There was a strange final certainty in her going. Behind the movement of her upright figure, he knew that words had been spoken between her father and herself, words and silences that swept the dark places, cleansing them, and so at last there she went, carrying her father's submission, his blessing, lightly, already forgetting it as one forgets the sunlight and the air, in the delicious turmoil of the adventure ahead.

But he also knew, in this moment of watching her, more than she knew or her father, for his mind brought Charlie into the wide design – and all Charlie's secret thoughts as he had learned and listened to them no later than last night. Now she would sit and listen to Charlie as the grey light came, and then, Charlie being unfit, Dougald would see her home.

The moor was translated to a distant land, to the African veldt, to a plain in Canada, and Charlie was by her side, and
they were walking along, golden and laughing…. That was the certain end.
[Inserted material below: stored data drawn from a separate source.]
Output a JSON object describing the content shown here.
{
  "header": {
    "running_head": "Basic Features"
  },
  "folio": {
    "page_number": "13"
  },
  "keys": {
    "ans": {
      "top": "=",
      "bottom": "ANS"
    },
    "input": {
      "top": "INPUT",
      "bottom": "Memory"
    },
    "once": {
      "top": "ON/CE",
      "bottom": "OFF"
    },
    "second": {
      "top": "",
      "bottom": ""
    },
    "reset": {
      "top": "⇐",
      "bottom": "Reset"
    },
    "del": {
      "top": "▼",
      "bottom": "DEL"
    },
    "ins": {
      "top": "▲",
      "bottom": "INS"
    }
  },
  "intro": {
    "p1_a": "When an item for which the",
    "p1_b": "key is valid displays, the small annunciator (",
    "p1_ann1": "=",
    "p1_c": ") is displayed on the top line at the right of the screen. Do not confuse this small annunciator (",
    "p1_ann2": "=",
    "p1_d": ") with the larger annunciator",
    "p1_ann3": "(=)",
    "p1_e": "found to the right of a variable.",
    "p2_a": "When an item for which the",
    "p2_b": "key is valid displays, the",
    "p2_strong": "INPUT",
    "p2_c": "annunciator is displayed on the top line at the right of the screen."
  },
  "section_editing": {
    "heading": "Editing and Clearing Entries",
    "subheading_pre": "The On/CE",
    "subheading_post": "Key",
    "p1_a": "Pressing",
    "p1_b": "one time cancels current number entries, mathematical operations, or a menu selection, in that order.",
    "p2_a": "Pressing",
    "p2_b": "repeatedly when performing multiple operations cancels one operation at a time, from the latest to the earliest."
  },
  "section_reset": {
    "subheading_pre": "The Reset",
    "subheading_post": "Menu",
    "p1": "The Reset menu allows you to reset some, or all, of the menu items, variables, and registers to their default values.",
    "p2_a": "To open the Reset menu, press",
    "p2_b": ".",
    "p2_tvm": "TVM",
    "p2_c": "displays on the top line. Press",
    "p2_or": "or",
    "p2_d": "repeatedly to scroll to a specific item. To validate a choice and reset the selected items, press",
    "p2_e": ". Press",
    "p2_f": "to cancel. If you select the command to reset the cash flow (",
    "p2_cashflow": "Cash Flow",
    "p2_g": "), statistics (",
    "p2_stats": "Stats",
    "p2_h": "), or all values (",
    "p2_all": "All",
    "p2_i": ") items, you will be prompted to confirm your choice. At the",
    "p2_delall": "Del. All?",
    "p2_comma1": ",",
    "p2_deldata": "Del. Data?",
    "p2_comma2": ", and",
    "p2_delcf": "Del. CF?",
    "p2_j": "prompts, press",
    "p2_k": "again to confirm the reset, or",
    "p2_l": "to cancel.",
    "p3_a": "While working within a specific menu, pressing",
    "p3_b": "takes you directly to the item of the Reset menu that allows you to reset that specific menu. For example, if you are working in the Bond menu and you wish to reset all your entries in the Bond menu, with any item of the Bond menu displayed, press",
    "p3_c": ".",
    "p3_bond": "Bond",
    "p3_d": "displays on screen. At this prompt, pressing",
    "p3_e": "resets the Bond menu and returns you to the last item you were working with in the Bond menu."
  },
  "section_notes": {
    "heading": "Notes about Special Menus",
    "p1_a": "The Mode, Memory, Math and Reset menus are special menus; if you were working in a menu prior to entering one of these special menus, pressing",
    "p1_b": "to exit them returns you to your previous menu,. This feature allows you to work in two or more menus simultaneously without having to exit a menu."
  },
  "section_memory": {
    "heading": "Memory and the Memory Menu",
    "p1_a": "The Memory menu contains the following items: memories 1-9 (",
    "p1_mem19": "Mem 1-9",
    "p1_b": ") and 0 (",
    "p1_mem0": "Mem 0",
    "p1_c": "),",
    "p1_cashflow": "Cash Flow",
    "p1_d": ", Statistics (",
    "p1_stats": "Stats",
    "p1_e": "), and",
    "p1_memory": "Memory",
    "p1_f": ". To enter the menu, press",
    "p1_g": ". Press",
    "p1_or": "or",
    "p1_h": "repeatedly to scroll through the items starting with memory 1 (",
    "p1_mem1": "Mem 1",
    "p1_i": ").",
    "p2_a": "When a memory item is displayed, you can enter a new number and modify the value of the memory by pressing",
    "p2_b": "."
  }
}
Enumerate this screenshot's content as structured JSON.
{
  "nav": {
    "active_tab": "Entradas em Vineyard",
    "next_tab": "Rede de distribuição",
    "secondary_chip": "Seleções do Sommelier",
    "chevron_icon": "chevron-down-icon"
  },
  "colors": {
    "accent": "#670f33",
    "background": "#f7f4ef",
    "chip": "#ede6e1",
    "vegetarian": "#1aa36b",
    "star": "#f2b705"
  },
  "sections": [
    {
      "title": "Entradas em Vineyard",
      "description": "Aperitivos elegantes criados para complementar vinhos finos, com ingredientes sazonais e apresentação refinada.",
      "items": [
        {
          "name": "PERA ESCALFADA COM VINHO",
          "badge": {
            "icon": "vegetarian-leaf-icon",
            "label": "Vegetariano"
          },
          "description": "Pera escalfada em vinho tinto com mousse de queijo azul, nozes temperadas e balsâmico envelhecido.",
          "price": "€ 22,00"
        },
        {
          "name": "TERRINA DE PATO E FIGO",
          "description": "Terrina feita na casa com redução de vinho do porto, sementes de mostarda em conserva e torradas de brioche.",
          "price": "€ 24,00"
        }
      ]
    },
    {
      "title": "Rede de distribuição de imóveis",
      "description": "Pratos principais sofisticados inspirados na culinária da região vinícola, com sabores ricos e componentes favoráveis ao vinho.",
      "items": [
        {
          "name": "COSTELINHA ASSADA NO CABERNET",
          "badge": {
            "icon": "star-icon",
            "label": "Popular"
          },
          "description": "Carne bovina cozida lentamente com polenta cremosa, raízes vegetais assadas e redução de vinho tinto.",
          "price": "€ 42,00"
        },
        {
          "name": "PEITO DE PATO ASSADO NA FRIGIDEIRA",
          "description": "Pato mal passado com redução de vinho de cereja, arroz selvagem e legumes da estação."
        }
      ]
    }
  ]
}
She was going away. They were both going away. He felt something draining out of his heart, draining out of the land itself, leaving an imponderable shadow.

Leaving the shadow on the land. The shadow from the passing of the bright ones. Always… going away… driven away…. Leaving her shadow on his heart.

There, where she walked, he had had, in the ghost light from yesterday's dead day, his vision of morality. Now he realized there was one thing deeper and older than his vision, and it was walking over the vision on two light feet.

Out of the bright air, first like a silent singing and then with a whirr of wings, came the wild duck in a wide circle, heads out-thrust on long necks, eager, out of the heart of life, in a lovely swift sweep, downward, flattening out, wings pressing back the air, webbed feet thrusting forward, breaking the mirror of the loch into running dancing ripples and shaking the reeds.